La Société canadienne d’hypothèques et de logement indique que l’abordabilité pose problème dans l’ensemble du pays. 

La baisse de l’abordabilité du logement, qui est devenue très prononcée en 2001, était centrée uniquement sur Toronto et Vancouver. C’est l’activité dans ces deux grands marchés, actifs et chers, qui a tiré la moyenne nationale vers le bas. Cependant, depuis 2020, le problème s’est aggravé. 

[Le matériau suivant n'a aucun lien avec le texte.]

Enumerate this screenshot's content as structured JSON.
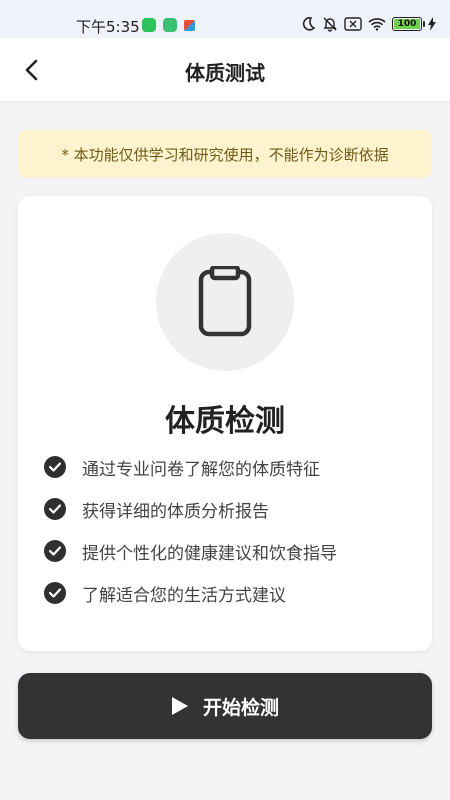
{
  "status_bar": {
    "time": "下午5:35",
    "battery": "100"
  },
  "header": {
    "title": "体质测试"
  },
  "notice": {
    "text": "* 本功能仅供学习和研究使用，不能作为诊断依据"
  },
  "card": {
    "icon": "clipboard-icon",
    "title": "体质检测",
    "features": [
      "通过专业问卷了解您的体质特征",
      "获得详细的体质分析报告",
      "提供个性化的健康建议和饮食指导",
      "了解适合您的生活方式建议"
    ]
  },
  "actions": {
    "start_label": "开始检测"
  },
  "colors": {
    "notice_bg": "#fdf4cf",
    "notice_text": "#6f5a17",
    "button_bg": "#333333",
    "page_bg": "#f4f3f5"
  }
}
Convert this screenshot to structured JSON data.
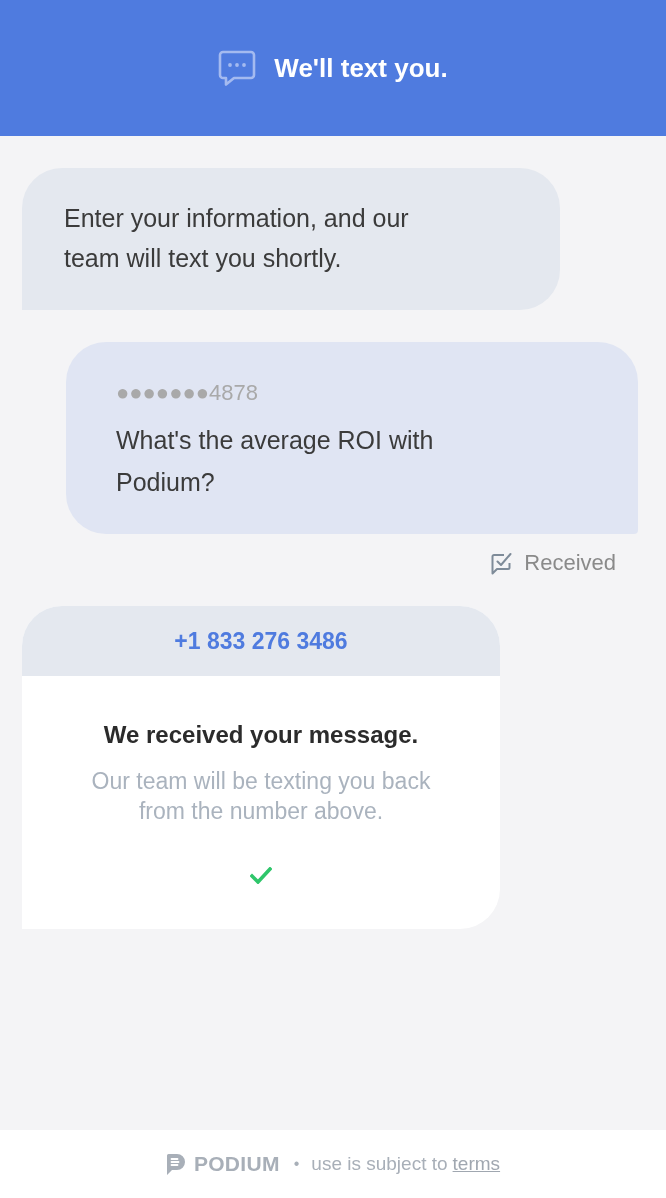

Dans six des sept grands marchés étudiés par la SCHL, l’abordabilité a chuté à un niveau « médiocre » et demeure à ce niveau depuis 2020. En plus de Toronto et de Vancouver, c’est le cas à Ottawa, à Montréal, à Halifax et même à Calgary, qui a longtemps été un phare en matière d’abordabilité. Edmonton continue d’afficher une « bonne » abordabilité. 

Le nouvel Indice composite d’abordabilité du logement de la SCHL couvre une période de près de 35 ans, de 1991 au troisième trimestre de 2025. Il prend en compte les coûts de la propriété, qui comprennent, par exemple, l’hypothèque, les taxes, les services publics et les assurances. Ces coûts sont ensuite comparés au revenu médian d’une région, au revenu discrétionnaire dont les ménages disposent pour accroître leur budget de logement et au nombre de logements à vendre dans une région donnée (en tenant compte du prix de ces logements). 

Selon cet indice, l’abordabilité a atteint son niveau le plus bas au deuxième trimestre de 2022 et elle s’améliore depuis 2023. 

Il y a « de la lumière au bout du tunnel », a déclaré Mathieu Laberge, économiste en chef de la SCHL, au Financial Post. 

M. Laberge a ajouté que le Canada doit encore construire davantage de logements abordables – comme des maisons en rangée et des maisons attenantes – pour combler les lacunes dans le marché. 

« C’est une pièce importante du casse-tête, mais l’abordabilité des loyers l’est également », a-t-il dit.